In spite of the light-hearted and even jocular tone with which Natasha said all this, smiling as she did, I had never before seen her so agitated. Only now did I become aware of what she must have been going through these past three days. Her mysterious declaration that she knew everything and had worked it all out frightened me; it implicated the Prince directly. She had changed her mind about him, and regarded him as her enemy; that much was plain. She apparently attributed to his influence all her troubles with Alyosha, and perhaps she had some grounds for this. I was afraid there would be a sudden scene between them. Her jocular tone was too transparent, too overt. Her concluding remark that he could not take their relationship seriously, that she was seeking pardon in accordance with the demands of hospitality, and her promise, couched as a threat to prove to him there and then that she was capable of speaking plainly – all that was so trenchant and unambiguous that it was impossible to suppose the Prince would not have understood the full import of it all. I noticed the change of expression in his face, but he knew how to control himself. He immediately pretended that he hadn’t noticed these words, hadn’t understood their full significance and, as was to be expected, took refuge in banter.

“God forbid I should demand an apology!” he responded with a laugh. “That’s not at all what I’m about – anyway it’s against my principles to expect apologies from a lady. You will recall that at our first meeting I tried to warn you about my character, and so I trust you will not take offence at an observation, the more so since it refers to women in general. You too will probably agree with it,” he continued, turning politely towards me. “Namely, I have noticed a trait in the female character: if for example a woman is guilty of something, she would much rather make amends later with a thousand different expressions of tenderness than fully admit to her guilt and ask for forgiveness when caught red-handed. And so, on the assumption that you’ve done me an injustice, I shall deliberately not ask for your apology now, at this precise moment. It would afford me greater satisfaction later, after you’ve recognized your guilt, to observe you making amends… with a thousand different expressions of tenderness. And you’re so good, so pure, so unspoilt, so open that I anticipate the act of your apology would be a true delight. But rather than talk of apologies, why don’t you tell me now if there is any way in which I could prove to you tonight that I’m treating you much more candidly and fairly than you imagine?”

Natasha blushed. It struck me too that there was a note of frivolity, even insouciance, a kind of indiscreet pleasantry in the Prince’s reply.

“You’d like to prove to me that you’re candid and open with me?” Natasha asked, looking at the Prince provocatively.

“Yes.”

“In that case, will you do as I ask you?”

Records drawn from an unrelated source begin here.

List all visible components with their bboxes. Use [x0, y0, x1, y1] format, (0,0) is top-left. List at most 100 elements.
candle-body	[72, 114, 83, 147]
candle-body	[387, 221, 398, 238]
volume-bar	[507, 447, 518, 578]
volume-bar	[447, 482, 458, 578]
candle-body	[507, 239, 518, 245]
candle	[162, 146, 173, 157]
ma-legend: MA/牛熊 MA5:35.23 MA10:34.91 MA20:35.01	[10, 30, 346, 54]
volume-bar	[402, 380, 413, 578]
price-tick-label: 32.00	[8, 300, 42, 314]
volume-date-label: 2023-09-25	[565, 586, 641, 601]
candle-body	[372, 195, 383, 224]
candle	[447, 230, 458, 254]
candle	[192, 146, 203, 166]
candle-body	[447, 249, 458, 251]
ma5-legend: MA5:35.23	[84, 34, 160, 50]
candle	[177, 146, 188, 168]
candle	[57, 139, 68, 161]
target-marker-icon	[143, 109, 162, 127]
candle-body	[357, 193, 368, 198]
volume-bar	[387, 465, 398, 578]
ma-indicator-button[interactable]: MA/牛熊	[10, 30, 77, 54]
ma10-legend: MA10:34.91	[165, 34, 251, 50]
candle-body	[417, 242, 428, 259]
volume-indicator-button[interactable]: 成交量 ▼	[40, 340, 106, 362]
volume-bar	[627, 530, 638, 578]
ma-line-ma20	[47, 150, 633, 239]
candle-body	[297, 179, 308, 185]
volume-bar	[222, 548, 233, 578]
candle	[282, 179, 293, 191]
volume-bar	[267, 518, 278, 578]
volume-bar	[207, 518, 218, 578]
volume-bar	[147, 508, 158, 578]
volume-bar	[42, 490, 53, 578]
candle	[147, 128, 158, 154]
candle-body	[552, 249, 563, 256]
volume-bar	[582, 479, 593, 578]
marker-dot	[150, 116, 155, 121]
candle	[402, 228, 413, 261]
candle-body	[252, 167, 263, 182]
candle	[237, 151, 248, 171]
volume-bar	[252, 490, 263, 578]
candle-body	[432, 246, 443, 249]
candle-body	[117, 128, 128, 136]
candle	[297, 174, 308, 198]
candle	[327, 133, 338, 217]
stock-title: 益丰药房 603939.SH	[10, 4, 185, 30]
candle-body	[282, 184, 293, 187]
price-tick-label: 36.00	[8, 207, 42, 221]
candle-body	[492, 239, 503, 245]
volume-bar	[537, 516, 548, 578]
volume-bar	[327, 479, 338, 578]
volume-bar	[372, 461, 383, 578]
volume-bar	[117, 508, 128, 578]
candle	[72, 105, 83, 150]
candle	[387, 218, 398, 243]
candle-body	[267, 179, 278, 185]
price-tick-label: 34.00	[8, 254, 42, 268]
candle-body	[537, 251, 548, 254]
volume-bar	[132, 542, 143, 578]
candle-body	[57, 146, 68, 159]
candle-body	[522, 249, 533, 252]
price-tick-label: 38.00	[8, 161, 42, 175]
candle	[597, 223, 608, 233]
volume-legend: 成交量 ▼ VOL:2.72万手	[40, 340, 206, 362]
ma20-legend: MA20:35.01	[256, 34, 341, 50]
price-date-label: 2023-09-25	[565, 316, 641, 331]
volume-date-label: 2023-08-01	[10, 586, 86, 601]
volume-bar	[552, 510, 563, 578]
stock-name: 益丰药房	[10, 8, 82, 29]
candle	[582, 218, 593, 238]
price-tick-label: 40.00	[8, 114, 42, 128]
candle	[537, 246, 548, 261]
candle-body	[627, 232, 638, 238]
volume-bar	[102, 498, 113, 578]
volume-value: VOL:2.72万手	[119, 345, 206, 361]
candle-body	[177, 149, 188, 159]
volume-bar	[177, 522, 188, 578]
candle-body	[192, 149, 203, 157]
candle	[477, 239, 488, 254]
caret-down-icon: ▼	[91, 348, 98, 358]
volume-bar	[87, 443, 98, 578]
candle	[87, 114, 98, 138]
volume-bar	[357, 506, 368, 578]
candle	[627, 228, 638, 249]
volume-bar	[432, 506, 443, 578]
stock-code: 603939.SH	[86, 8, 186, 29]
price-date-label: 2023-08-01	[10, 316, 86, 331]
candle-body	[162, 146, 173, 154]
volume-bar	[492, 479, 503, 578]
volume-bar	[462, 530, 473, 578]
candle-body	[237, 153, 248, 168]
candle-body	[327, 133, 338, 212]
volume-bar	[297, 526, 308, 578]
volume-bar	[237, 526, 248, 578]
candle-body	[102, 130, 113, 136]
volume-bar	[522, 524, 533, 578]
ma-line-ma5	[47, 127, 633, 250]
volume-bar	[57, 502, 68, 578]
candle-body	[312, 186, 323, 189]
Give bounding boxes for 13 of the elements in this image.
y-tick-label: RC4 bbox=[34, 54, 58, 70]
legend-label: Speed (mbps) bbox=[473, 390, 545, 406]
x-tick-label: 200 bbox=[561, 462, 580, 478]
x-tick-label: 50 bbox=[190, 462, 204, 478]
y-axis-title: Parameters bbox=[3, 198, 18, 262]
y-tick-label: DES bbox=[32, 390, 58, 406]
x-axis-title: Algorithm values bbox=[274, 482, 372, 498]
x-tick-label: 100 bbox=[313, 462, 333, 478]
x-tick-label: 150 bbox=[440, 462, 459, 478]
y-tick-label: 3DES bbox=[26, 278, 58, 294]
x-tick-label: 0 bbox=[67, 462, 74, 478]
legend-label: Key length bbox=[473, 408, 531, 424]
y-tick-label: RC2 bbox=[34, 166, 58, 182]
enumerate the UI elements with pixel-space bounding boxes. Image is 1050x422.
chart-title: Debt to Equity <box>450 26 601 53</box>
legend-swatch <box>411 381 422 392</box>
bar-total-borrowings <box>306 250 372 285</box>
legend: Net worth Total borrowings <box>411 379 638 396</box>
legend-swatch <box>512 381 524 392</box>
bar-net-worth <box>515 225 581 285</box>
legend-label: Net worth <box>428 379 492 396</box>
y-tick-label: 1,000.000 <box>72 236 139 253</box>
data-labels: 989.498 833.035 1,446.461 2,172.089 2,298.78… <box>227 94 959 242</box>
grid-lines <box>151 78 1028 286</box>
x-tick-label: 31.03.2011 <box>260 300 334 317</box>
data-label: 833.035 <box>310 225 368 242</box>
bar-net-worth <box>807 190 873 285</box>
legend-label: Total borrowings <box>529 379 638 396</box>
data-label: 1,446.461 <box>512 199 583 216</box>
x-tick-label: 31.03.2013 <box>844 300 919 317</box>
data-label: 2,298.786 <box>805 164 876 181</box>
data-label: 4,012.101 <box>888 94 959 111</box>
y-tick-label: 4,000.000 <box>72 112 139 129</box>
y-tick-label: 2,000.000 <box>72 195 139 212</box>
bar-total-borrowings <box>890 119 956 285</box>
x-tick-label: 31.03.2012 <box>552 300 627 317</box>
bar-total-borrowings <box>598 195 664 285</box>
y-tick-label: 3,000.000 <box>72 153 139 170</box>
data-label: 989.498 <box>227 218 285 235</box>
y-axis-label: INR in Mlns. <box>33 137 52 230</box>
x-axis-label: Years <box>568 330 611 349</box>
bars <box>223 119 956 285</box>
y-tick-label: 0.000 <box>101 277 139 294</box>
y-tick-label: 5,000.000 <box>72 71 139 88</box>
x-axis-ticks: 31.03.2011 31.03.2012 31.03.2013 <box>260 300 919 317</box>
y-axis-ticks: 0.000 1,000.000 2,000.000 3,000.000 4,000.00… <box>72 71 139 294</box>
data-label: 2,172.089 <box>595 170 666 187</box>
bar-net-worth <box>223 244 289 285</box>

“You have my word unconditionally.”

“It is this: Alyosha is not to be troubled on my account in any way whatsoever, either tonight or tomorrow. Not a single reproach that he had neglected me, not a single word of reproof. When I see him, I particularly want it to look as though nothing had happened between us. He mustn’t suspect a thing. That’s how I want it. Will you give me your word?”

“With the greatest of pleasure,” the Prince replied, “and allow me to add in all sincerity that I have seldom encountered a wiser and more level-headed attitude in such matters… But here we are, I believe this is Alyosha.”

True enough, there was some stir in the passage. Natasha started and seemed to brace herself for something. The Prince sat with a serious expression on his face to see what would follow; he was watching Natasha closely. The door opened, and Alyosha burst in.